Do the Balls Cross Paths at 1/2h, Above 1/2h, or Below 1/2h?

[kbaumen]

Homework Statement

A ball is thrown straight upward with an initial speed v0. When it reaches
the top of its flight at height h, a second ball is thrown straight upward with
the same initial speed. Do the balls cross paths (a) at height 1⁄2h (b) above
1⁄2h or (c) below 1⁄2h. Explain your reasoning.

The Attempt at a Solution

My approach was quite simplistic. Since the second ball has an initial speed, over the given time interval, it'll move over a longer distance than the first one. That was also what the answers said. However, I don't find this answer satisfying. I would like to prove this analytically but unfortunately I can't find a way to do so.

I tried to write out the distance equations for both balls:

$$h=v_0t - \frac{gt^2}{2}$$
$$h=h_t - \frac{gt^2}{2}$$

where $$h$$ is the height at which the balls cross paths, $$h_t$$ is the max height the first ball reaches and $$v_0$$ is the initial speed. Now the RHS's of both equations are equal, so equating them and solving for t gives

$$t=\frac{h_t}{v_0}$$

Substituting that back into the first of the two equations gives

$$h=h_t-\frac{gh_t^2}{2v_0^2}$$

From here, I can't get any further. I'm not even sure this is the right approach.

Thank you for any help.

 

[Fightfish]

Right, I'm a bit too lazy to mull over your working, so I might be kinda starting off almost anew.

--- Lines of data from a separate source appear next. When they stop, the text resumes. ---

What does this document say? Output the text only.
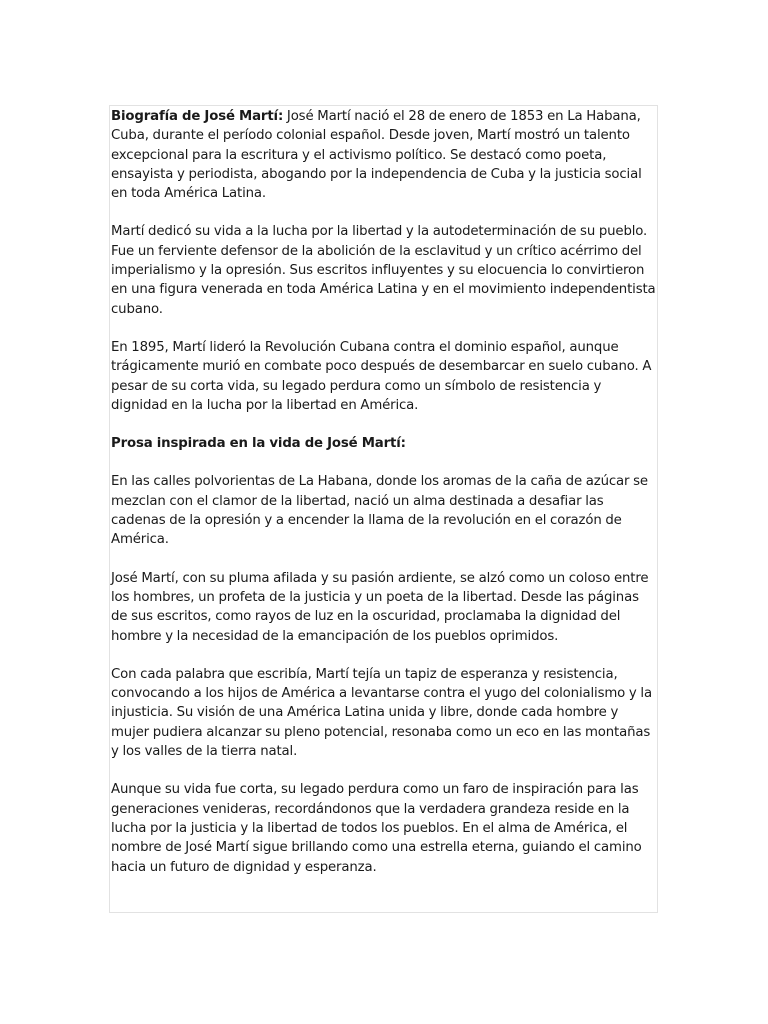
Biografía de José Martí: José Martí nació el 28 de enero de 1853 en La Habana, Cuba, durante el período colonial español. Desde joven, Martí mostró un talento excepcional para la escritura y el activismo político. Se destacó como poeta, ensayista y periodista, abogando por la independencia de Cuba y la justicia social en toda América Latina.

Martí dedicó su vida a la lucha por la libertad y la autodeterminación de su pueblo. Fue un ferviente defensor de la abolición de la esclavitud y un crítico acérrimo del imperialismo y la opresión. Sus escritos influyentes y su elocuencia lo convirtieron en una figura venerada en toda América Latina y en el movimiento independentista cubano.

En 1895, Martí lideró la Revolución Cubana contra el dominio español, aunque trágicamente murió en combate poco después de desembarcar en suelo cubano. A pesar de su corta vida, su legado perdura como un símbolo de resistencia y dignidad en la lucha por la libertad en América.

Prosa inspirada en la vida de José Martí:

En las calles polvorientas de La Habana, donde los aromas de la caña de azúcar se mezclan con el clamor de la libertad, nació un alma destinada a desafiar las cadenas de la opresión y a encender la llama de la revolución en el corazón de América.

José Martí, con su pluma afilada y su pasión ardiente, se alzó como un coloso entre los hombres, un profeta de la justicia y un poeta de la libertad. Desde las páginas de sus escritos, como rayos de luz en la oscuridad, proclamaba la dignidad del hombre y la necesidad de la emancipación de los pueblos oprimidos.

Con cada palabra que escribía, Martí tejía un tapiz de esperanza y resistencia, convocando a los hijos de América a levantarse contra el yugo del colonialismo y la injusticia. Su visión de una América Latina unida y libre, donde cada hombre y mujer pudiera alcanzar su pleno potencial, resonaba como un eco en las montañas y los valles de la tierra natal.

Aunque su vida fue corta, su legado perdura como un faro de inspiración para las generaciones venideras, recordándonos que la verdadera grandeza reside en la lucha por la justicia y la libertad de todos los pueblos. En el alma de América, el nombre de José Martí sigue brillando como una estrella eterna, guiando el camino hacia un futuro de dignidad y esperanza.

First thing, the maximum height that the ball reaches can be easily represented in terms of other variables. So,

$$h_{max} = \frac{v_{0}^{2}}{2g}$$​

Now, let the balls meet after a time t. Then, the distances traveled by ball 1 and ball 2 respectively are

$$d_{1} = \frac{1}{2}gt^{2}$$
$$d_{2} = v_{0}t - \frac{1}{2}gt^{2}$$
​

We further know that the total distance must be equal to the max height attained by ball 1.

$$d_{1} + d_{2} = v_{0}t = h_{max} = \frac{v_{0}^{2}}{2g}$$​

Then,

$$t = \frac{v_{0}}{2g}$$​

Which gives

$$d_{2} - d_{1} = v_{0}t - gt^{2} = \frac{v_{0}^{2}}{2g} - \frac{v_{0}^{2}}{4g} = \frac{v_{0}^{2}}{4g} > 0$$
​

Hence, we are done in showing that d2 is greater than d1.

 

[kbaumen]

Oh, that makes sense.

Cheers mate.